Franciscus, met nimbus, is afgebeeld met een baardje en tonsuur.
Hij is gekleed in het bruine franciscaanse habijt. Ook draagt
hij een scapulier in dezelfde kleur waarvan onderaan een deel
voor zijn knieën gevouwen ligt. (Zie hieronder kader.) Hij heeft
een lichtbruine schoudermantel. Hij draagt om zijn middel een
wit koord met drie knopen in het afhangende deel - tekenen van
de drie kloostergeloften: armoede, kuisheid en gehoorzaamheid.
Aan het koord hangt een rozenkrans. Hij ligt, met zijn armen
naar boven gestrekt in een gebedshouding, geknield voor Jezus
Christus en richt zijn ogen op hem. Christus, met een
kruisnimbus, staat afgebeeld met een doornenkroon - een teken
van zijn lijden - als het ware hangende aan het kruis en als een
seraf met zes vleugels: twee vleugels (wit) boven zijn armen om
zijn gezicht te bedekken; twee dubbele vleugels (groen en rood)

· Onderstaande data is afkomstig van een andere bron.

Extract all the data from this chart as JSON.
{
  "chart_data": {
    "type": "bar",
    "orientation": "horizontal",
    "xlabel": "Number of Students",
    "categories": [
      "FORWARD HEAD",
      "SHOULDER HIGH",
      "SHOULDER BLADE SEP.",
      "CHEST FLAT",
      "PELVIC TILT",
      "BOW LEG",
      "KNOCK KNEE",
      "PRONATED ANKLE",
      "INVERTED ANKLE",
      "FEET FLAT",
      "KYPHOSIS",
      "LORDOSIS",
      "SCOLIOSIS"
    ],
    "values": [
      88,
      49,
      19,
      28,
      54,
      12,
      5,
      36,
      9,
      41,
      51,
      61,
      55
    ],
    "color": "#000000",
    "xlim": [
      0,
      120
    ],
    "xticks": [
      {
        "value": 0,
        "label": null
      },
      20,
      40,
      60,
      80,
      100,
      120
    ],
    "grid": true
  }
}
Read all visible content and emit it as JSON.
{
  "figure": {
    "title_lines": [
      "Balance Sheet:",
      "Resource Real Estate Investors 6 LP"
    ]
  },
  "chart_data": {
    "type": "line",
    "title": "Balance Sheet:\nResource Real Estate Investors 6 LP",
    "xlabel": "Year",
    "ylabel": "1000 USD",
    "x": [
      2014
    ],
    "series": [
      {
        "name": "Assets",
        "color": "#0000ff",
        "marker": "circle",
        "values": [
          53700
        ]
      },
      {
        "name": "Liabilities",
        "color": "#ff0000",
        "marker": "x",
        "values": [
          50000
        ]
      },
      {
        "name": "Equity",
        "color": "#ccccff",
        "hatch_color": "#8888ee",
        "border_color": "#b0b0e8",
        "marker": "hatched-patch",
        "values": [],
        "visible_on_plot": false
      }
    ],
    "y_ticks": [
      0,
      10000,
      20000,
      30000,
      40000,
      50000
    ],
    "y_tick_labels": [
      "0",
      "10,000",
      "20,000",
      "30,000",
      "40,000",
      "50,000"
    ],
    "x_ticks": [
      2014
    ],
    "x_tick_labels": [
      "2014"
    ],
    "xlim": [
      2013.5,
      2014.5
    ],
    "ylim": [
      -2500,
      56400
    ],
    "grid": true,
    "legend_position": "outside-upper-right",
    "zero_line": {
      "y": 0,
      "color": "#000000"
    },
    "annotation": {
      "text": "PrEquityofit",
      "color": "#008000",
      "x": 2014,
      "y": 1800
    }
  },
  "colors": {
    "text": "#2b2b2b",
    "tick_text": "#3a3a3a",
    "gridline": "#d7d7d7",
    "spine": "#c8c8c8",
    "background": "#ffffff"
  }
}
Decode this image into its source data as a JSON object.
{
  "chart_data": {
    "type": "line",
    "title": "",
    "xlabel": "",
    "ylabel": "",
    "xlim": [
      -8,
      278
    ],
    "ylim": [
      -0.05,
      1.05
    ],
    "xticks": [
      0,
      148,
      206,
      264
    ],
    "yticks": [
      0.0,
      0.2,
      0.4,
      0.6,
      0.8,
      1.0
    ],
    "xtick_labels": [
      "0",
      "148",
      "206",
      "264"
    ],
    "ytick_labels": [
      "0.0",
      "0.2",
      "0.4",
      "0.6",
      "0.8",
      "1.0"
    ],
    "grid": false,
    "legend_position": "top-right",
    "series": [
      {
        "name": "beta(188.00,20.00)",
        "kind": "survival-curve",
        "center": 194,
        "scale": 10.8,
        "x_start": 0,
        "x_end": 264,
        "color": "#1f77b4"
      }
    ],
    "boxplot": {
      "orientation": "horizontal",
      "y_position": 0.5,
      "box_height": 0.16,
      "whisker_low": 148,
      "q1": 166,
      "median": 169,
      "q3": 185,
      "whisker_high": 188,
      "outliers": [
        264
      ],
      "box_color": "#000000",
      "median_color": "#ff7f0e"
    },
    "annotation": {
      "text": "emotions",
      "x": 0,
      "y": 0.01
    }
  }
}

achter zijn armen om te vliegen; twee vierkleurige vleugels
(geel, paars, groen en rood) om zijn onderlichaam bedekken.
Christus draagt verder slechts een lendendoek. Hij staat tegen
de achtergrond van een kleurrijke en sierlijke mandorla, een
aanduiding voor het samenkomen of een ontmoeting van hemel en
aarde. De wonden aan zijn voeten en in zijn zijde zijn duidelijk
zichtbaar; zijn handen zijn niet zichtbaar. Onder de wond in
zijn zijde zijn enkele druppels bloed afgebeeld. Vanuit zijn
handen en voeten gaan stralenbundels naar de handen en voeten
van Franciscus, waardoor deze de kruiswonden, de stigmata,
ontvangt. Achter Franciscus staat een bloeiende boom, vanwege
zijn liefde voor de natuur. Ook staan er nog andere bloemen en
planten afgebeeld. Voor hem op de grond ligt een opengeslagen
gebedenboek met een doodshoofd erop, verwijzend naar de
vergankelijkheid van het leven. Het geheel staat tegen een
blauwe achtergrond met verspreid een drietal sterretjes.
Opmerking.
- De H. Franciscus was en is een zeer
geliefde heilige. In Nederland is hij vooral bekend als de H.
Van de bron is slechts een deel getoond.